BANCO CENTRAL DO BRASIL. Estatísticas fiscais. Brasília: Banco Central do Brasil, s.d. Disponível em: (ver fonte). Acesso em: 6 jan. 2026.
BRASIL. Lei Complementar nº 200, de 30 de agosto de 2023. Institui regime fiscal sustentável. Brasília: Presidência da República, 2023. Disponível em: (ver fonte). Acesso em: 6 jan. 2026.
BRASIL. Lei nº 15.321, de 31 de dezembro de 2025. Dispõe sobre as diretrizes para a elaboração e a execução da Lei Orçamentária de 2026. Brasília: Presidência da República, 2025. Disponível em: (ver fonte). Acesso em: 6 jan. 2026.

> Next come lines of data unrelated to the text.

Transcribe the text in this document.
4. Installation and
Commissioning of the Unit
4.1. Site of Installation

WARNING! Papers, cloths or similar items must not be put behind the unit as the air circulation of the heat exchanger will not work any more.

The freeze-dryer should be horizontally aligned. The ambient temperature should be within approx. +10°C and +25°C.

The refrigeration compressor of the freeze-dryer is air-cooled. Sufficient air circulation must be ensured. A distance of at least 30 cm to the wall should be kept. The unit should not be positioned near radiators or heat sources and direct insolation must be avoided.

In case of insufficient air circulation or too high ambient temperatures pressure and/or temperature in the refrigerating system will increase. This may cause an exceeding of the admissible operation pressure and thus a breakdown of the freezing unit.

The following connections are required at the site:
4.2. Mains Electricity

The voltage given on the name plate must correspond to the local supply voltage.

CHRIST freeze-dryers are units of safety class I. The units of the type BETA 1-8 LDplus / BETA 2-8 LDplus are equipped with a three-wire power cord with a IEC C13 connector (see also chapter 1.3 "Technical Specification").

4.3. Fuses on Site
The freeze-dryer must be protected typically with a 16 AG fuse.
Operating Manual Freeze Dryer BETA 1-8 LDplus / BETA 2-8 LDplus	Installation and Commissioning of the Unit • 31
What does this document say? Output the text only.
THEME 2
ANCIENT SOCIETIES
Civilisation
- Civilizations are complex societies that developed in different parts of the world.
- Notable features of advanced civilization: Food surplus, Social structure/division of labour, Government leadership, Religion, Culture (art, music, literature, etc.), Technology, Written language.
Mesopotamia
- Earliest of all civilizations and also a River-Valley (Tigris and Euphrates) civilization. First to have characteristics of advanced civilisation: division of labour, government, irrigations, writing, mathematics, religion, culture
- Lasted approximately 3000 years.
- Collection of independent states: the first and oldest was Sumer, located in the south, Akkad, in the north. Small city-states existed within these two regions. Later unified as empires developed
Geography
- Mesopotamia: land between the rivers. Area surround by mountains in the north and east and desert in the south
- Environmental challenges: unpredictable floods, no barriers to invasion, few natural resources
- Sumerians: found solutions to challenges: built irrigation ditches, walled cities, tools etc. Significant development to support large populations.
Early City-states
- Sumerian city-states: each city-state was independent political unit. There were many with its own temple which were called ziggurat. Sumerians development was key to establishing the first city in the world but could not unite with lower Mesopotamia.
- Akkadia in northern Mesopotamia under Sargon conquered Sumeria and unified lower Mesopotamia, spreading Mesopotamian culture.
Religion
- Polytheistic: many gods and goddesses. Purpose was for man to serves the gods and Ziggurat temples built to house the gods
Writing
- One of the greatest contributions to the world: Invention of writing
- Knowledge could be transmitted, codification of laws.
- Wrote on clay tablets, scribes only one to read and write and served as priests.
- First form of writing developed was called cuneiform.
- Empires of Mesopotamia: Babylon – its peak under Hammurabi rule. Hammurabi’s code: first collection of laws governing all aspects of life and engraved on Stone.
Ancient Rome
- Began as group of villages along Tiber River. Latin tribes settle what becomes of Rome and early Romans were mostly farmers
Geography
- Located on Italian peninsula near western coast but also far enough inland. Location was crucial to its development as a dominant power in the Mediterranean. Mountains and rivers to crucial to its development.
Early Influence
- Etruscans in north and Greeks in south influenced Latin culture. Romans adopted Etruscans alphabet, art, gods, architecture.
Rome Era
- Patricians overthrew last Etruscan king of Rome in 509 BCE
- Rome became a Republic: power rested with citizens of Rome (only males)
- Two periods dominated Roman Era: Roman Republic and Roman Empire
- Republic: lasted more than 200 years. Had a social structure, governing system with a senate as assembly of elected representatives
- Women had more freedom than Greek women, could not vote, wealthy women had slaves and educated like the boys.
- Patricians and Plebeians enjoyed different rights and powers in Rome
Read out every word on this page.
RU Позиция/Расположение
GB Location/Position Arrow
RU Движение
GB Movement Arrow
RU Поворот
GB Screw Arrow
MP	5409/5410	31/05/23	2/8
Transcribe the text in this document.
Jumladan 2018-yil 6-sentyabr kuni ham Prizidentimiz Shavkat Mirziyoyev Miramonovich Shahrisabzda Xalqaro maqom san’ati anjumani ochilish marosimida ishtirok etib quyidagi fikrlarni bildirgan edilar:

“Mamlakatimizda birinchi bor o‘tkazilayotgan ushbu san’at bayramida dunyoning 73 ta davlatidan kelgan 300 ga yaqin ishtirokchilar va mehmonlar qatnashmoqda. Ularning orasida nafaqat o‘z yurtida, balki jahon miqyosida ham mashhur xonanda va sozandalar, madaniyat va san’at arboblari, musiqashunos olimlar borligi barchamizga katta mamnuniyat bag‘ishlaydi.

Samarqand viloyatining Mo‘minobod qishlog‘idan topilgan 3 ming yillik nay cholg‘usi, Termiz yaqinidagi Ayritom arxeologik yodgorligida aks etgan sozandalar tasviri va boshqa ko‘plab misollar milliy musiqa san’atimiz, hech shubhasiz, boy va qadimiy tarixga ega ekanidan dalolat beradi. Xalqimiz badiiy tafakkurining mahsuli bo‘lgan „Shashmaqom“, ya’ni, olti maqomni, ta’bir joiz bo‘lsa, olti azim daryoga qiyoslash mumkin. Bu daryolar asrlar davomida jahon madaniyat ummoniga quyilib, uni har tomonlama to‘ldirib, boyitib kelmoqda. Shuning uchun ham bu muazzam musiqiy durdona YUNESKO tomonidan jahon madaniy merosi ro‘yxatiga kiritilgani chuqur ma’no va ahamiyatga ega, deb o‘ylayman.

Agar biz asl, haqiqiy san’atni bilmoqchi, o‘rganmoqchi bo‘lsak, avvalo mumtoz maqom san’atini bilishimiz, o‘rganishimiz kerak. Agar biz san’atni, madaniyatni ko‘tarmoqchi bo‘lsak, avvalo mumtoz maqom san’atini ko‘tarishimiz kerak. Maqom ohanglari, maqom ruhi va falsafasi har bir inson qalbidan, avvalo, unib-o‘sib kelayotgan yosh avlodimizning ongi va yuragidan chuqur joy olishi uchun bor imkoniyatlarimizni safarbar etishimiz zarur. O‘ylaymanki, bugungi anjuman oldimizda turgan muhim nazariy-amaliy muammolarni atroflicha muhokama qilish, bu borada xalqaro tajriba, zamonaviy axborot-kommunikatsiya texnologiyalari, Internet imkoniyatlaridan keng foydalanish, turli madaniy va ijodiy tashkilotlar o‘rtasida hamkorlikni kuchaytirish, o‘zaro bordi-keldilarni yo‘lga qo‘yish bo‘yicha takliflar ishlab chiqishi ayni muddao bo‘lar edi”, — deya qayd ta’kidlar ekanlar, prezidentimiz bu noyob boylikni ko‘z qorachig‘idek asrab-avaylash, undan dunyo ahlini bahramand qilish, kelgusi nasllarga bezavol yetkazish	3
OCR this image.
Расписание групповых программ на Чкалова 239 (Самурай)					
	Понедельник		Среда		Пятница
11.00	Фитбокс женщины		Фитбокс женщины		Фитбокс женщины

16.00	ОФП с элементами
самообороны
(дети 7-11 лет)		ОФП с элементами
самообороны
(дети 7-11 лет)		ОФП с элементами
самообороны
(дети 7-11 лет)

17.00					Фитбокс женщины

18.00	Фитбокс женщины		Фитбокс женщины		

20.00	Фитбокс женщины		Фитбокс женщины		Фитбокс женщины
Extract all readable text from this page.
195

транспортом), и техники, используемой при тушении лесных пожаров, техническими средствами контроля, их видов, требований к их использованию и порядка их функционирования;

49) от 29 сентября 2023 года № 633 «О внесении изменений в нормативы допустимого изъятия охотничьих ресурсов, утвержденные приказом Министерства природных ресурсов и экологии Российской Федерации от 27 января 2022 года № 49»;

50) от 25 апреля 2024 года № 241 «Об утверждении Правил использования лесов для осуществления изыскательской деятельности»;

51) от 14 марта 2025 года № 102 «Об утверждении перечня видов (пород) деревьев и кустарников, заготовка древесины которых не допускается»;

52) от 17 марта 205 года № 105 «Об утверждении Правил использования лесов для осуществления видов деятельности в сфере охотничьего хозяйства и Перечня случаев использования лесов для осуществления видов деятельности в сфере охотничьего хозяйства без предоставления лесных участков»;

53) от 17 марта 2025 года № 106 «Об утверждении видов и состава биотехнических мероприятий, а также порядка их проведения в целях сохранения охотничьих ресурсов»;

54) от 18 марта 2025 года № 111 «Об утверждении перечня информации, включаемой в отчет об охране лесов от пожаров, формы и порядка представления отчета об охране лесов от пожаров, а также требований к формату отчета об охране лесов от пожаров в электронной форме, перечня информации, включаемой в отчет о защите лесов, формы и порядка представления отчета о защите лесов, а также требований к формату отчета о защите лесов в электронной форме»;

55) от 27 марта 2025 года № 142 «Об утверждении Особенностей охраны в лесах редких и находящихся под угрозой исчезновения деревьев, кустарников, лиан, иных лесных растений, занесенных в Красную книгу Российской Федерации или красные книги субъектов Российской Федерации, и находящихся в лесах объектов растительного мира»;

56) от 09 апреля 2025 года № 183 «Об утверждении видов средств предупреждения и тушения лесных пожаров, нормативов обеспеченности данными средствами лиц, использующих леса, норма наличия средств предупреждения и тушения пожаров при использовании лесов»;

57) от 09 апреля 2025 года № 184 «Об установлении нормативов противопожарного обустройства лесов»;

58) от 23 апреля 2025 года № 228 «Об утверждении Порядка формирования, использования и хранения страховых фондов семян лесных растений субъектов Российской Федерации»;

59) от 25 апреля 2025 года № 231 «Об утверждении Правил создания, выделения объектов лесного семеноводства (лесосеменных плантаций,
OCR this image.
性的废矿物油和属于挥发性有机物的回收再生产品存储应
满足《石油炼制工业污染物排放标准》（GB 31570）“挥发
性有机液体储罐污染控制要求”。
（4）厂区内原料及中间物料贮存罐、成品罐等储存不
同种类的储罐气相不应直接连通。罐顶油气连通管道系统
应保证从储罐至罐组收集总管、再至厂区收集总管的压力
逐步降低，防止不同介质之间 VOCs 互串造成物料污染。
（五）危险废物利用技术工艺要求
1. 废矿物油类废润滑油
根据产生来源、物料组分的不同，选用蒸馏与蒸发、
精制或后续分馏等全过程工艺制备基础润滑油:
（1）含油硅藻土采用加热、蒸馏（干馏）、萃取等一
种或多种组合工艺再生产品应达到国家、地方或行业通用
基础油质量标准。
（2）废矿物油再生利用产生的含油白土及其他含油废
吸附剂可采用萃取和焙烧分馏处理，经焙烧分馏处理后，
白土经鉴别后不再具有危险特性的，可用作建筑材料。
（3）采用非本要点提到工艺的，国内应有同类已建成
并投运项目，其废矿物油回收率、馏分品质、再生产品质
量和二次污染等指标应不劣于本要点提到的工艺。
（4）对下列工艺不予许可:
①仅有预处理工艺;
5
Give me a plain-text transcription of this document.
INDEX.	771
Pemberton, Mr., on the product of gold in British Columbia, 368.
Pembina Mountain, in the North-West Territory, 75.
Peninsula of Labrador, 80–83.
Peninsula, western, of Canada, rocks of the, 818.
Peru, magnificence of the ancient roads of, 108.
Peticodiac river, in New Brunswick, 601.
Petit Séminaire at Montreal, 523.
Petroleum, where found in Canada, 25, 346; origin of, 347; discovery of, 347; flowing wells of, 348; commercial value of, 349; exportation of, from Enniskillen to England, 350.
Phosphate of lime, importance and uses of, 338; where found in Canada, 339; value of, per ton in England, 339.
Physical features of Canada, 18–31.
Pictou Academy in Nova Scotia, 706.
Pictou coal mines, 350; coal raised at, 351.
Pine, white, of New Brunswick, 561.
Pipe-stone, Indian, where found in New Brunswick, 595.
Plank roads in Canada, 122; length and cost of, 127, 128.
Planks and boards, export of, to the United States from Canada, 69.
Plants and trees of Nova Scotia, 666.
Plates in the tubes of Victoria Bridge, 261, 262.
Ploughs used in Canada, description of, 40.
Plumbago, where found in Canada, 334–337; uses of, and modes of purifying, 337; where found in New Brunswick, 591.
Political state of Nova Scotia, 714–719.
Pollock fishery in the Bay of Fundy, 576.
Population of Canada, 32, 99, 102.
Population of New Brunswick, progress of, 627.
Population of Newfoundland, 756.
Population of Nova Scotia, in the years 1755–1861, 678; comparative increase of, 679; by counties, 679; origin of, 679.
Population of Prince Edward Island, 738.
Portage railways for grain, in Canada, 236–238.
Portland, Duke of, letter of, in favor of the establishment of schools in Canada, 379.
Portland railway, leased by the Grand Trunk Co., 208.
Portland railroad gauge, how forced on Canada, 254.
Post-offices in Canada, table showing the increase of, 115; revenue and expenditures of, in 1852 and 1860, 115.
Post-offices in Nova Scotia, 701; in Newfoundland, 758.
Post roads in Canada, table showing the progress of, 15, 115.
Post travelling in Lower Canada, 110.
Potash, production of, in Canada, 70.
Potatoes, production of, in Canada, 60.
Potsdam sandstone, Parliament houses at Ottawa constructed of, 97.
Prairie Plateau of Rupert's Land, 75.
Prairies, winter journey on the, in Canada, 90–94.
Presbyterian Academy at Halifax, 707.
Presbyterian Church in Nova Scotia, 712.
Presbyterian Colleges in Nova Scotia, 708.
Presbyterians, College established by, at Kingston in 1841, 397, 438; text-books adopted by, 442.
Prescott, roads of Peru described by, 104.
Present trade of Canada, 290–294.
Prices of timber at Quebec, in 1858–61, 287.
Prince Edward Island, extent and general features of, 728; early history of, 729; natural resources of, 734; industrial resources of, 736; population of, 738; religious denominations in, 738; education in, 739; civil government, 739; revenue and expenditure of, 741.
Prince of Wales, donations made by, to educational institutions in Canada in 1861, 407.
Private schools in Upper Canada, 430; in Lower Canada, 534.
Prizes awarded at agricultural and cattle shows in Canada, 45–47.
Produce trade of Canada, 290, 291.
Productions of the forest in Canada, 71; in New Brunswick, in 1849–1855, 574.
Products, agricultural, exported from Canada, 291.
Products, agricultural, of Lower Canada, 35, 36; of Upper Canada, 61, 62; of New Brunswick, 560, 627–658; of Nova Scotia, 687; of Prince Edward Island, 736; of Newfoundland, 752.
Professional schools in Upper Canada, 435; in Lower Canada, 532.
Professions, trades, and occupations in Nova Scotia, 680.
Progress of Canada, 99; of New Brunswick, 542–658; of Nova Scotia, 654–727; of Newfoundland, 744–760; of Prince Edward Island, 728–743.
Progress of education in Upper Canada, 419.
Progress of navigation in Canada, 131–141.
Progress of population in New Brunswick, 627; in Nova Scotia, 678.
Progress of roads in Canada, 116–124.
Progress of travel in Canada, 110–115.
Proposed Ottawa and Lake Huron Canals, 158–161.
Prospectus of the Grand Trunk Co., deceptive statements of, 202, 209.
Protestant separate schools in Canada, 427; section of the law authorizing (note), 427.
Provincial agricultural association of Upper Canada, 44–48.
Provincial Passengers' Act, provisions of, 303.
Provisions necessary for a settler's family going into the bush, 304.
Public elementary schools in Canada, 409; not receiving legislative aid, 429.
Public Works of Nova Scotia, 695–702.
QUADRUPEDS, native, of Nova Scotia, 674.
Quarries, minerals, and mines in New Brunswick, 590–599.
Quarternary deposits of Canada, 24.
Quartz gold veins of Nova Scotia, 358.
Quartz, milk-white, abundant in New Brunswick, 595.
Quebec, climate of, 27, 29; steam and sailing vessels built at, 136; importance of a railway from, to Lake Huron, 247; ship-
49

CÂMARA DOS DEPUTADOS. Governo sanciona LDO de 2026 com meta de superávit de R$ 34,3 bilhões. Brasília: Câmara dos Deputados, 2026. Disponível em: (ver fonte). Acesso em: 6 jan. 2026.
PLANALTO. Presidente Lula envia projeto de orçamento de 2026 ao Congresso. Brasília: Presidência da República, 2025. Disponível em: (ver fonte). Acesso em: 6 jan. 2026.
SENADO FEDERAL. Novo arcabouço fiscal entra em vigência no Brasil. Brasília: Senado Federal, 2023. Disponível em: (ver fonte). Acesso em: 6 jan. 2026.
SENADO FEDERAL. Executivo sanciona, com vetos, a LDO de 2026. Brasília: Senado Federal, 2026. Disponível em: (ver fonte). Acesso em: 6 jan. 2026.
SENADO FEDERAL. Projeto de Lei Orçamentária Anual para 2026 (Nota Técnica Conjunta / PLOA 2026). Brasília: Senado Federal, 2025. Disponível em: (ver fonte). Acesso em: 6 jan. 2026.
TESOURO NACIONAL. Manual de estatísticas do Boletim Resultado do Tesouro Nacional. Brasília: Ministério da Fazenda, 2018. Disponível em: (ver fonte). Acesso em: 6 jan. 2026.